Ercüment, programının sakin olduğu günü planlarını gerçekleştirmek için ayarladı. Öğlen işleri olduğunu söyleyip Duru'yu azat etti ve Cüneyt'le şirketten çıktı. İçinde tecrübesiz bir heyecan vardı. Durduk yere gelen gülme isteğini bastırmaya çalışıyor bir yandan da bu hisse sıkıca tutunuyordu. Uzun zamandan sonra kalbi kuş gibi çırpınıyordu. Kalbi ve mantığı eğlenceye dalmışken arabaya yerleşti.

Cüneyt şoför mahallinde, dikiz aynasından Ercüment'i izliyordu. Nereye gideceklerini bilmediği için sabırla bekledi. Ercüment'in dışarıyı izlerken kendi kendine gülmesi komik geldi.

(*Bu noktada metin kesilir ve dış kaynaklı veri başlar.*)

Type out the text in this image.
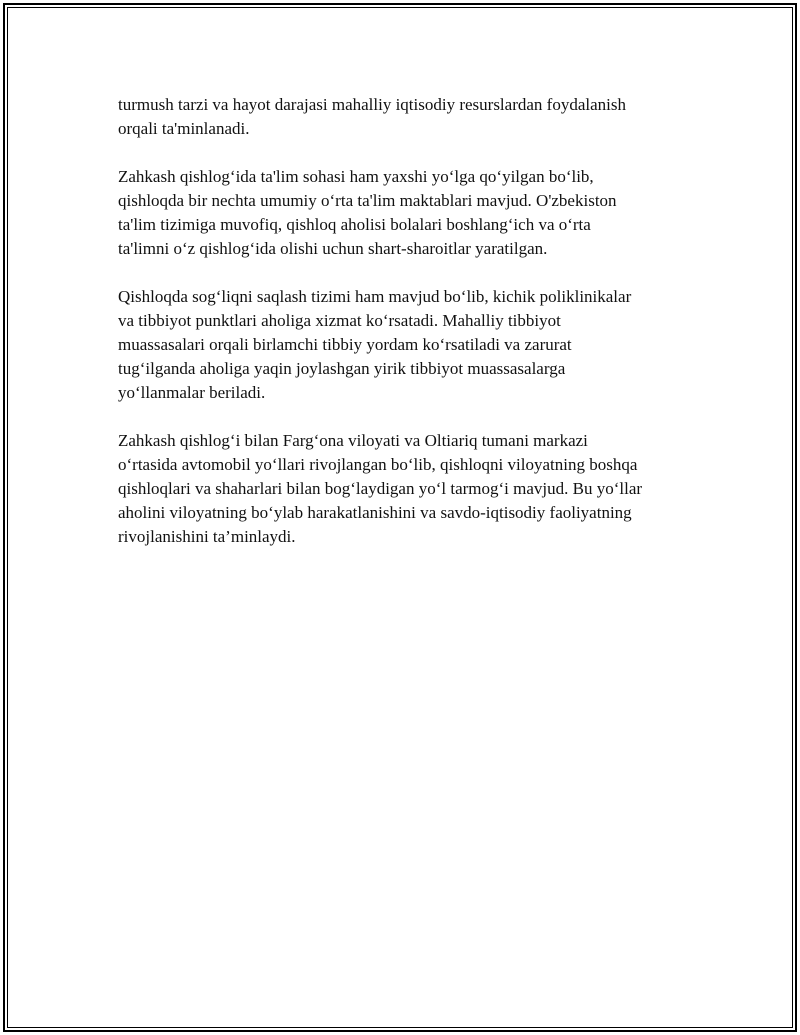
turmush tarzi va hayot darajasi mahalliy iqtisodiy resurslardan foydalanish
orqali ta'minlanadi.

Zahkash qishlog‘ida ta'lim sohasi ham yaxshi yo‘lga qo‘yilgan bo‘lib,
qishloqda bir nechta umumiy o‘rta ta'lim maktablari mavjud. O'zbekiston
ta'lim tizimiga muvofiq, qishloq aholisi bolalari boshlang‘ich va o‘rta
ta'limni o‘z qishlog‘ida olishi uchun shart-sharoitlar yaratilgan.

Qishloqda sog‘liqni saqlash tizimi ham mavjud bo‘lib, kichik poliklinikalar
va tibbiyot punktlari aholiga xizmat ko‘rsatadi. Mahalliy tibbiyot
muassasalari orqali birlamchi tibbiy yordam ko‘rsatiladi va zarurat
tug‘ilganda aholiga yaqin joylashgan yirik tibbiyot muassasalarga
yo‘llanmalar beriladi.

Zahkash qishlog‘i bilan Farg‘ona viloyati va Oltiariq tumani markazi
o‘rtasida avtomobil yo‘llari rivojlangan bo‘lib, qishloqni viloyatning boshqa
qishloqlari va shaharlari bilan bog‘laydigan yo‘l tarmog‘i mavjud. Bu yo‘llar
aholini viloyatning bo‘ylab harakatlanishini va savdo-iqtisodiy faoliyatning
rivojlanishini ta’minlaydi.
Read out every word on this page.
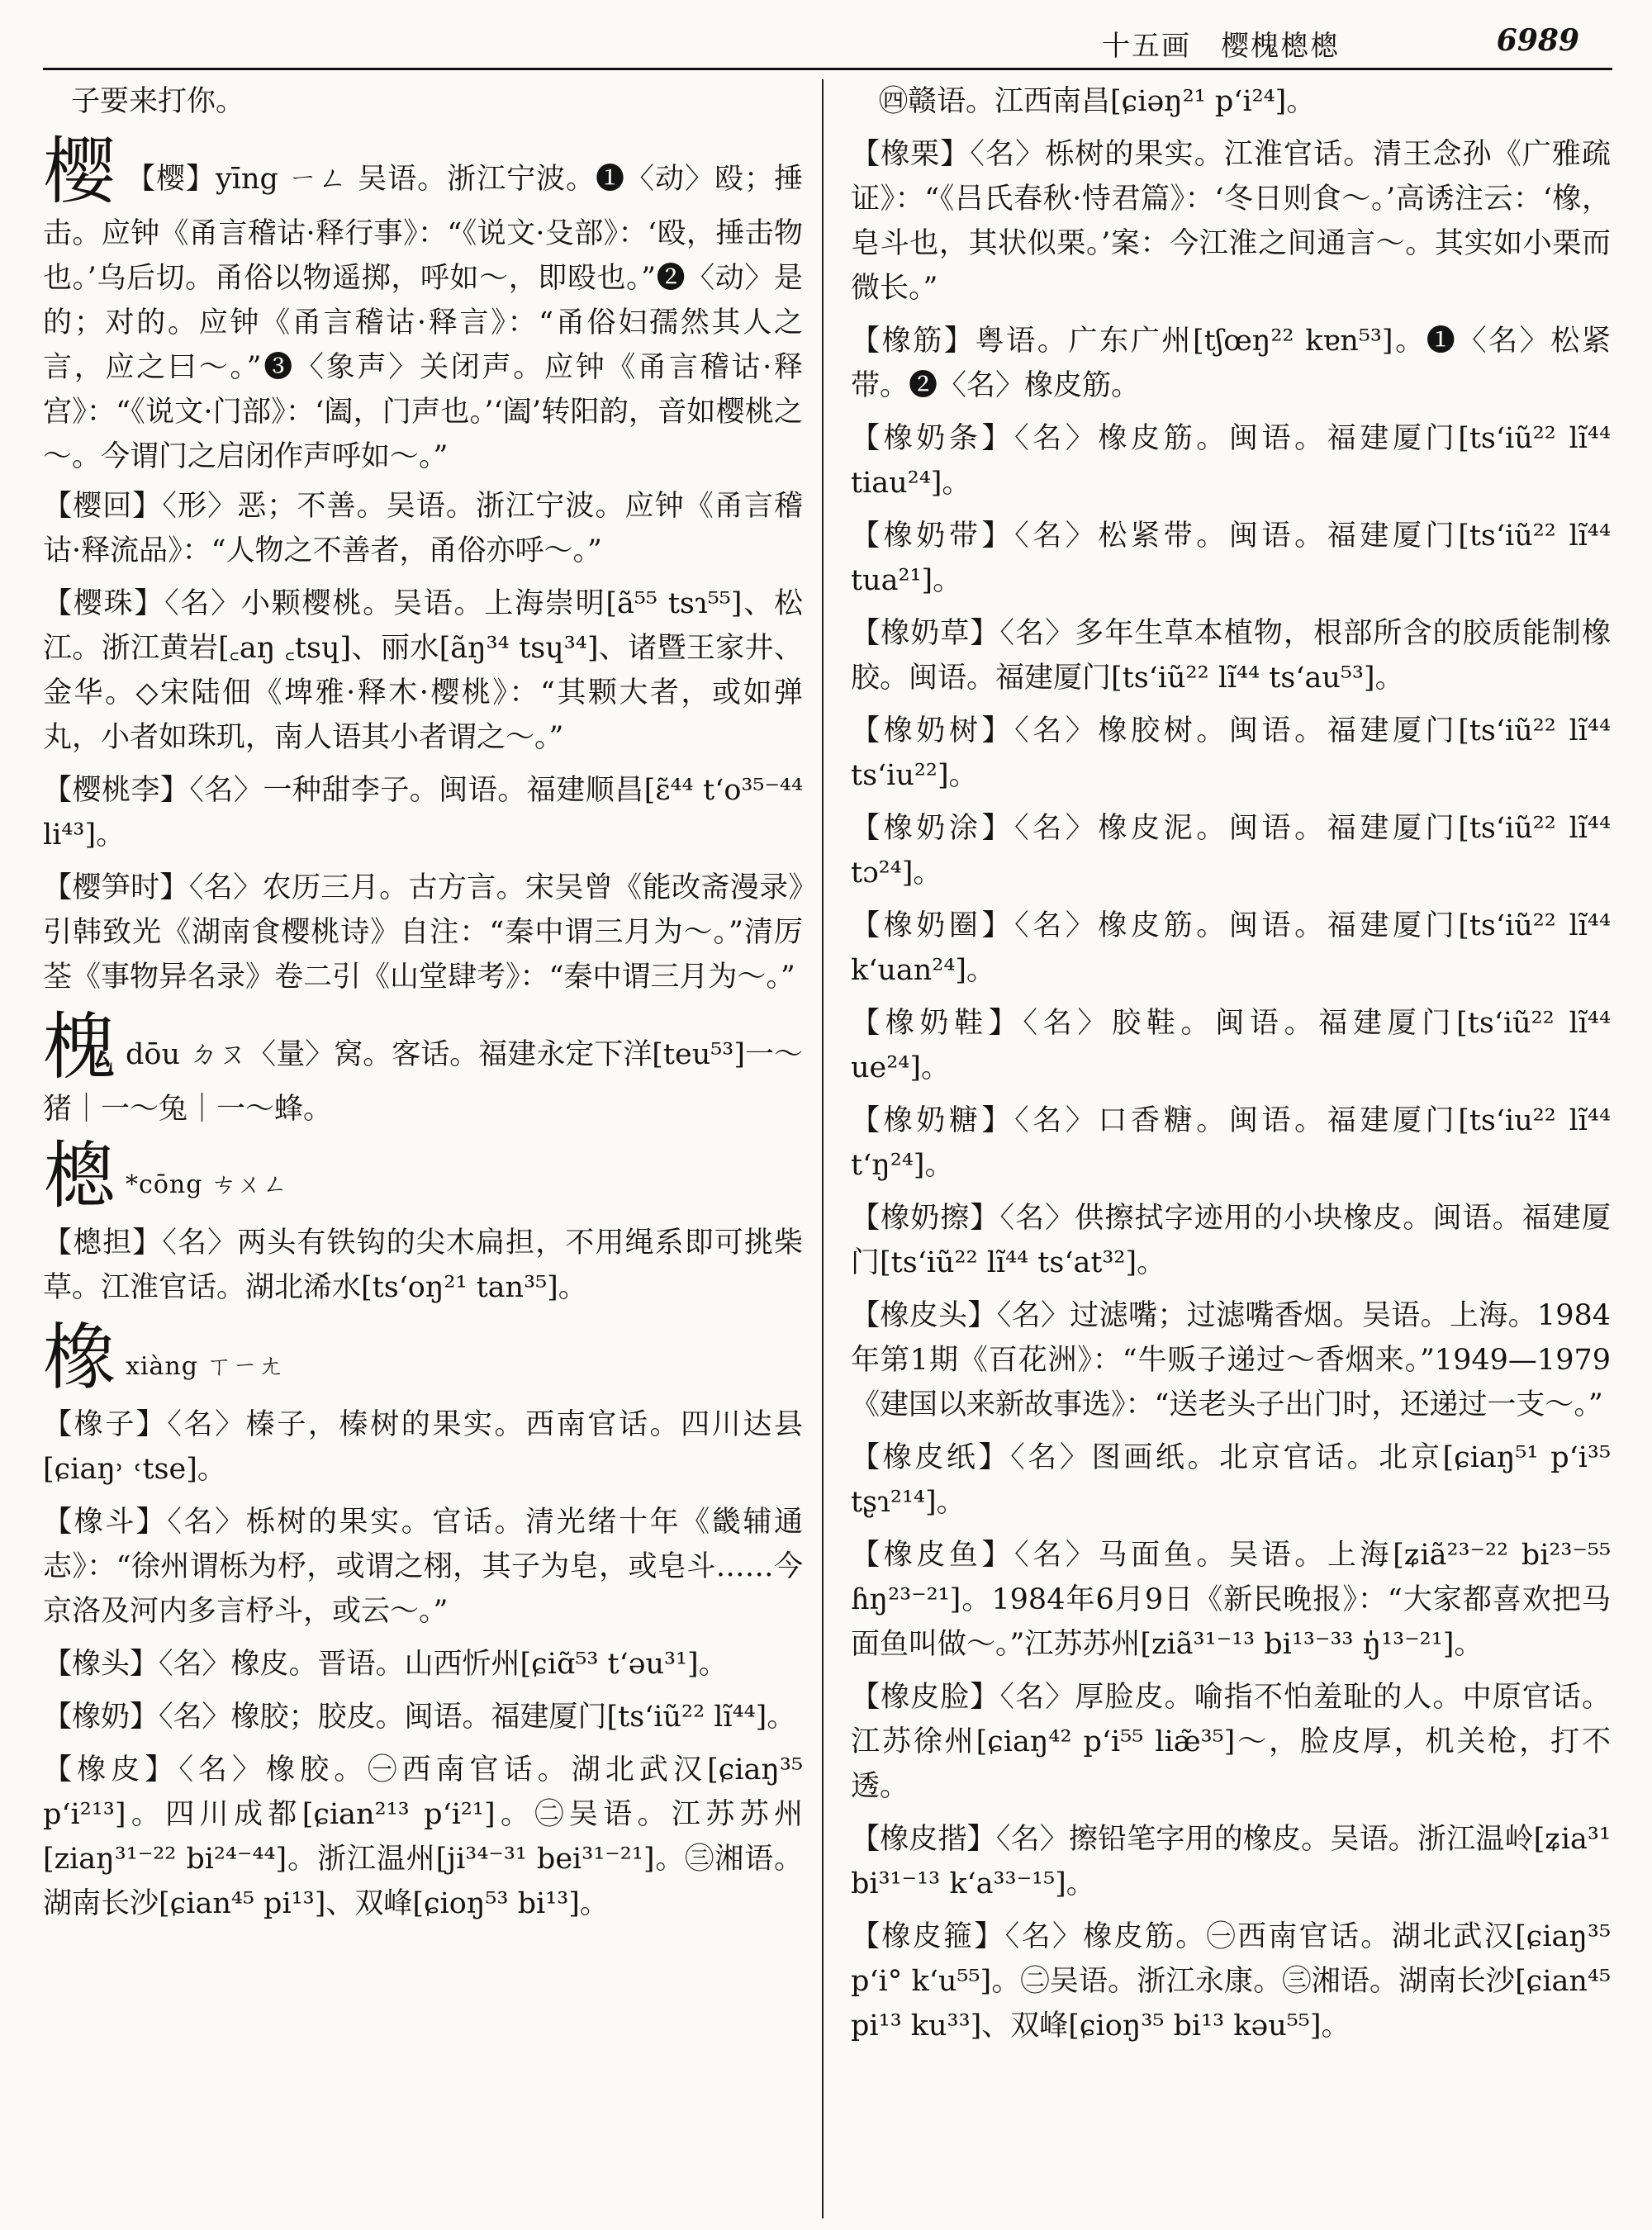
十五画　樱槐樬樬	6989
子要来打你。
樱 【樱】yīng ㄧㄥ 吴语。浙江宁波。❶〈动〉殴；捶击。应钟《甬言稽诂·释行事》：“《说文·殳部》：‘殴，捶击物也。’乌后切。甬俗以物遥掷，呼如～，即殴也。”❷〈动〉是的；对的。应钟《甬言稽诂·释言》：“甬俗妇孺然其人之言，应之曰～。”❸〈象声〉关闭声。应钟《甬言稽诂·释宫》：“《说文·门部》：‘阖，门声也。’‘阖’转阳韵，音如樱桃之～。今谓门之启闭作声呼如～。”
【樱回】〈形〉恶；不善。吴语。浙江宁波。应钟《甬言稽诂·释流品》：“人物之不善者，甬俗亦呼～。”
【樱珠】〈名〉小颗樱桃。吴语。上海崇明[ã⁵⁵ tsɿ⁵⁵]、松江。浙江黄岩[꜀aŋ ꜀tsɥ]、丽水[ãŋ³⁴ tsɥ³⁴]、诸暨王家井、金华。◇宋陆佃《埤雅·释木·樱桃》：“其颗大者，或如弹丸，小者如珠玑，南人语其小者谓之～。”
【樱桃李】〈名〉一种甜李子。闽语。福建顺昌[ɛ̃⁴⁴ tʻo³⁵⁻⁴⁴ li⁴³]。
【樱笋时】〈名〉农历三月。古方言。宋吴曾《能改斋漫录》引韩致光《湖南食樱桃诗》自注：“秦中谓三月为～。”清厉荃《事物异名录》卷二引《山堂肆考》：“秦中谓三月为～。”
槐dōu ㄉㄡ〈量〉窝。客话。福建永定下洋[teu⁵³]一～猪｜一～兔｜一～蜂。
樬 *cōng ㄘㄨㄥ
【樬担】〈名〉两头有铁钩的尖木扁担，不用绳系即可挑柴草。江淮官话。湖北浠水[tsʻoŋ²¹ tan³⁵]。
橡xiàng ㄒㄧㄤ
【橡子】〈名〉榛子，榛树的果实。西南官话。四川达县[ɕiaŋ˒ ˓tse]。
【橡斗】〈名〉栎树的果实。官话。清光绪十年《畿辅通志》：“徐州谓栎为杼，或谓之栩，其子为皂，或皂斗……今京洛及河内多言杼斗，或云～。”
【橡头】〈名〉橡皮。晋语。山西忻州[ɕiɑ̃⁵³ tʻəu³¹]。
【橡奶】〈名〉橡胶；胶皮。闽语。福建厦门[tsʻiũ²² lĩ⁴⁴]。
【橡皮】〈名〉橡胶。㊀西南官话。湖北武汉[ɕiaŋ³⁵ pʻi²¹³]。四川成都[ɕian²¹³ pʻi²¹]。㊁吴语。江苏苏州[ziaŋ³¹⁻²² bi²⁴⁻⁴⁴]。浙江温州[ji³⁴⁻³¹ bei³¹⁻²¹]。㊂湘语。湖南长沙[ɕian⁴⁵ pi¹³]、双峰[ɕioŋ⁵³ bi¹³]。
㊃赣语。江西南昌[ɕiəŋ²¹ pʻi²⁴]。
【橡栗】〈名〉栎树的果实。江淮官话。清王念孙《广雅疏证》：“《吕氏春秋·恃君篇》：‘冬日则食～。’高诱注云：‘橡，皂斗也，其状似栗。’案：今江淮之间通言～。其实如小栗而微长。”
【橡筋】粤语。广东广州[tʃœŋ²² kɐn⁵³]。❶〈名〉松紧带。❷〈名〉橡皮筋。
【橡奶条】〈名〉橡皮筋。闽语。福建厦门[tsʻiũ²² lĩ⁴⁴ tiau²⁴]。
【橡奶带】〈名〉松紧带。闽语。福建厦门[tsʻiũ²² lĩ⁴⁴ tua²¹]。
【橡奶草】〈名〉多年生草本植物，根部所含的胶质能制橡胶。闽语。福建厦门[tsʻiũ²² lĩ⁴⁴ tsʻau⁵³]。
【橡奶树】〈名〉橡胶树。闽语。福建厦门[tsʻiũ²² lĩ⁴⁴ tsʻiu²²]。
【橡奶涂】〈名〉橡皮泥。闽语。福建厦门[tsʻiũ²² lĩ⁴⁴ tɔ²⁴]。
【橡奶圈】〈名〉橡皮筋。闽语。福建厦门[tsʻiũ²² lĩ⁴⁴ kʻuan²⁴]。
【橡奶鞋】〈名〉胶鞋。闽语。福建厦门[tsʻiũ²² lĩ⁴⁴ ue²⁴]。
【橡奶糖】〈名〉口香糖。闽语。福建厦门[tsʻiu²² lĩ⁴⁴ tʻŋ²⁴]。
【橡奶擦】〈名〉供擦拭字迹用的小块橡皮。闽语。福建厦门[tsʻiũ²² lĩ⁴⁴ tsʻat³²]。
【橡皮头】〈名〉过滤嘴；过滤嘴香烟。吴语。上海。1984年第1期《百花洲》：“牛贩子递过～香烟来。”1949—1979《建国以来新故事选》：“送老头子出门时，还递过一支～。”
【橡皮纸】〈名〉图画纸。北京官话。北京[ɕiaŋ⁵¹ pʻi³⁵ tʂɿ²¹⁴]。
【橡皮鱼】〈名〉马面鱼。吴语。上海[ʑiã²³⁻²² bi²³⁻⁵⁵ ɦŋ²³⁻²¹]。1984年6月9日《新民晚报》：“大家都喜欢把马面鱼叫做～。”江苏苏州[ziã³¹⁻¹³ bi¹³⁻³³ ŋ̍¹³⁻²¹]。
【橡皮脸】〈名〉厚脸皮。喻指不怕羞耻的人。中原官话。江苏徐州[ɕiaŋ⁴² pʻi⁵⁵ liæ̃³⁵]～，脸皮厚，机关枪，打不透。
【橡皮揩】〈名〉擦铅笔字用的橡皮。吴语。浙江温岭[ʑia³¹ bi³¹⁻¹³ kʻa³³⁻¹⁵]。
【橡皮箍】〈名〉橡皮筋。㊀西南官话。湖北武汉[ɕiaŋ³⁵ pʻi° kʻu⁵⁵]。㊁吴语。浙江永康。㊂湘语。湖南长沙[ɕian⁴⁵ pi¹³ ku³³]、双峰[ɕioŋ³⁵ bi¹³ kəu⁵⁵]。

Dünyaya dönüp bakışları dikiz aynasında buluşan iki adam birkaç saniye kaldılar.

"Neden gitmiyoruz?"

"Nereye gideceğimizi bilmiyorum"

Arabanın içi Ercüment'in kahkahasıyla doldu. Çocuk heyecanı belli ki dışarıdan garip gözüküyordu.

"Duru'nun evine gidiyoruz Cüneyt"

"Peki" diyen adam motoru çalıştırıp seri hareketlerle yola çıktı. Duru olmadan Duru'nun evine neden gittiklerini merak etse de sorgulamazdı. Her arkayı kontrol etmek için dikiz aynasına bakan adam, Ercüment'i de kontrol ediyordu. Vardı bu adamda bir gariplik. Hadi hayırlısı.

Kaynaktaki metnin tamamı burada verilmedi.